We discussed a few possible solutions,
- implement a feature which allows the fleet adapter to only send the updates of the task state update message, instead of an entire snapshot. This will keep the messages small, but have the potential of dropping or missing out changes. This might or might not be desirable depending on the deployment requirements
- find a way to curb the number of updates over time, to prevent large messages when tasks are stalled or stuck
- investigate a way to allow the fleet adapter to write updates directly into a backend, which the API server queries
Posted by @jeff994:
@aaronchongth Thanks for your reply. We’re not sure it is only related to the websockets ProcessMessage. We tried to move the websockets process message function to use multiple process solution which enables it use other cores. However, we still see the rmf_api_server still full utilized 1 core when webcokets lost response when receiving json message . We suspected (but not confirmed) there’re some other rest api end points which uses a lot of CPU.

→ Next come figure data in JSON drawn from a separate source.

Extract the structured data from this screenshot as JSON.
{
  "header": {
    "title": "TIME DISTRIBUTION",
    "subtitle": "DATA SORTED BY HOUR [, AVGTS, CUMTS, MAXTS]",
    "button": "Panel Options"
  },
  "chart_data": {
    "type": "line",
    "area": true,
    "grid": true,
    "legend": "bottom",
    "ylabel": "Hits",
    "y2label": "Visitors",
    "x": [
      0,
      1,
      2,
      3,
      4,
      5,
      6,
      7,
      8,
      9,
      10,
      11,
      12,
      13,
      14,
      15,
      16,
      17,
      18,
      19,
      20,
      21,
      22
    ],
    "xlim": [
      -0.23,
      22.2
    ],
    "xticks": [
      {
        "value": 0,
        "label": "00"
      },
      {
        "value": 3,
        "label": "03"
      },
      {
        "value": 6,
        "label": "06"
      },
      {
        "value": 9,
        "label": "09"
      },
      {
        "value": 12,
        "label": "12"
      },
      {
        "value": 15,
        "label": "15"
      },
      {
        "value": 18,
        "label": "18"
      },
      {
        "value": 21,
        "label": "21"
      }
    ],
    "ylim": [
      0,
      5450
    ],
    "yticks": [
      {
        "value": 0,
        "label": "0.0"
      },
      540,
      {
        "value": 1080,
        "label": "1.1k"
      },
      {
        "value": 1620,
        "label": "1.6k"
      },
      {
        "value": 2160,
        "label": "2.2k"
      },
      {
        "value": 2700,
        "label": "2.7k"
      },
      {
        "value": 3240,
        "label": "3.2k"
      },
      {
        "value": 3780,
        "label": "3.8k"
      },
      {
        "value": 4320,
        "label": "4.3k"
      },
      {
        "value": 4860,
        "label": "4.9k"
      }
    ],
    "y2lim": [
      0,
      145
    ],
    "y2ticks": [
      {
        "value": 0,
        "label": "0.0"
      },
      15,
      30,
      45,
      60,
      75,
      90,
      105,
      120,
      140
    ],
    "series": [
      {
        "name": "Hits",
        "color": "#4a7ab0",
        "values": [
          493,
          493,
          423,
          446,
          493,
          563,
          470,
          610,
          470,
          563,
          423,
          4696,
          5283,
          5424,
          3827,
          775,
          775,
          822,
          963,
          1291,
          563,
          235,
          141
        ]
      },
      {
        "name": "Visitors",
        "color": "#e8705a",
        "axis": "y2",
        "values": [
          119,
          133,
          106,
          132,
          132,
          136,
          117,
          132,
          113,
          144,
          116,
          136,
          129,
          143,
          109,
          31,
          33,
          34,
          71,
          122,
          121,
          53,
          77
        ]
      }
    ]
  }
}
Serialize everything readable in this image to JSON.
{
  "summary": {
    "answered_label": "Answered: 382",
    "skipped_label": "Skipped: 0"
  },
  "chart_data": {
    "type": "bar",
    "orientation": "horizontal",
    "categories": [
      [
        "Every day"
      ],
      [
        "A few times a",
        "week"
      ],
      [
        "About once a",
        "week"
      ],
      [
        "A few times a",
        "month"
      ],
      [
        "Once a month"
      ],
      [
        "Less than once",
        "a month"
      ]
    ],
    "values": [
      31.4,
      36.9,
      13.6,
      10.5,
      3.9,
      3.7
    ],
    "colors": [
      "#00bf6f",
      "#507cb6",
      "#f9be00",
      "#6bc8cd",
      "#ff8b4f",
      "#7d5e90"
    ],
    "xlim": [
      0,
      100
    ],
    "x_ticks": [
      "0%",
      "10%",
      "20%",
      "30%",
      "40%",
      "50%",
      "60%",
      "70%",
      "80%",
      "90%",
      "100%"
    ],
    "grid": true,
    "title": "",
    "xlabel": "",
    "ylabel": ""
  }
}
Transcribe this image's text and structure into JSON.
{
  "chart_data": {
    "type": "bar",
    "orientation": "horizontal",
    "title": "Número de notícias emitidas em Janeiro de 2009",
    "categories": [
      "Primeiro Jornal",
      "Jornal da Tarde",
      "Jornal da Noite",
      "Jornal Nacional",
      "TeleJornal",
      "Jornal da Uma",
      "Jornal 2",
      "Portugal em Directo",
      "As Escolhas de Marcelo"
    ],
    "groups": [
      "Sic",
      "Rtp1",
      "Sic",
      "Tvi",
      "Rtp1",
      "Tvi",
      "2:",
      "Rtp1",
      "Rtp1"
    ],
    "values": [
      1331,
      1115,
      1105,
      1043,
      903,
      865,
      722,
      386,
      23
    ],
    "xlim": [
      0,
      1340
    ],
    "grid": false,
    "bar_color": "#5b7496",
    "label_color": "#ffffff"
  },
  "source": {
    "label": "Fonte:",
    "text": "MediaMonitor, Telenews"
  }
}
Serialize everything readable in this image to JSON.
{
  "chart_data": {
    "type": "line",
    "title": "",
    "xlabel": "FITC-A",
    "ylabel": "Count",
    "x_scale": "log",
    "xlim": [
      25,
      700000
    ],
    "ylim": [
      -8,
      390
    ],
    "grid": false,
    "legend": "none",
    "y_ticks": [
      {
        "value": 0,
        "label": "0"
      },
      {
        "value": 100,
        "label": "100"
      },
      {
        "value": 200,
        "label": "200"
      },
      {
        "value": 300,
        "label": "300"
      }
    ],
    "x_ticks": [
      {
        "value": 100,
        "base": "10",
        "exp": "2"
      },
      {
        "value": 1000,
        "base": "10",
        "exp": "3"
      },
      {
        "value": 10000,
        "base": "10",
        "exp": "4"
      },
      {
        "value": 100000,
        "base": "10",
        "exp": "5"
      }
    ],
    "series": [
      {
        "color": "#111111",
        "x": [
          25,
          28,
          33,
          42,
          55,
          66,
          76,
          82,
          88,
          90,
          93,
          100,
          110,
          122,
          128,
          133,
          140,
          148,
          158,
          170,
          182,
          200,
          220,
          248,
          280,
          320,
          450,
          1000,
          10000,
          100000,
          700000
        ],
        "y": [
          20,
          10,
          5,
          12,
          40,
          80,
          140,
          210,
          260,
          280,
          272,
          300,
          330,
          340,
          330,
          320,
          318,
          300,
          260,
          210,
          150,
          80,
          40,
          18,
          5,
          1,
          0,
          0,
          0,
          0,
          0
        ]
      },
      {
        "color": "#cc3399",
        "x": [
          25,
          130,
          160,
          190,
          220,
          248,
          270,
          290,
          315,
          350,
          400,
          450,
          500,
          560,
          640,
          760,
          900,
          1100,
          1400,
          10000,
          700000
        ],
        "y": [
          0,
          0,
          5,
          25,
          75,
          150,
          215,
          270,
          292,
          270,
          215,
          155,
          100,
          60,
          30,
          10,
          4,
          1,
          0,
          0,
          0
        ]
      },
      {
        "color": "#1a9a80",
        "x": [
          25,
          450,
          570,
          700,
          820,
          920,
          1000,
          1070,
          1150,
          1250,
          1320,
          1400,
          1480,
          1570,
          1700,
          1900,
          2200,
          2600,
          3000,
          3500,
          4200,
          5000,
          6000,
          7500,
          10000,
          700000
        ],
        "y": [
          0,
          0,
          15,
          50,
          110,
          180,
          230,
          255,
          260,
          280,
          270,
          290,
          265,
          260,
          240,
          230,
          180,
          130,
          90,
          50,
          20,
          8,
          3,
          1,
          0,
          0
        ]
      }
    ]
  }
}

Edited by @jeff994 at 2025-02-12T06:05:05Z
Posted by @jeff994:
Found one of the main contributor to the message length is the task states events. During our testing, we found that the phases events can reach more 2.4k for a single phase.
Edited by @jeff994 at 2025-02-19T01:20:37Z
Posted by @aaronchongth:
Thanks for confirming. Yes we have seen this before, but only in the case where the robot is stuck for an extended period of time without resolving the issue.
We discussed a few possible solutions,
- implement a feature which allows the fleet adapter to only send the updates of the task state update message, instead of an entire snapshot. This will keep the messages small, but have the potential of dropping or missing out changes. This might or might not be desirable depending on the deployment requirements
- find a way to curb the number of updates over time, to prevent large messages when tasks are stalled or stuck
- investigate a way to allow the fleet adapter to write updates directly into a backend, which the API server queries
As mentioned, there are several ways forward. This has been mentioned in the community meeting and we are still evaluating solutions and fixes at the moment.
For now, the most straightforward fix might be to figure out why the robot is getting stuck, resulting in the number of messages, and resolving that by perhaps optimizing the RMF navigation graphs or ensuring blockages don’t happen.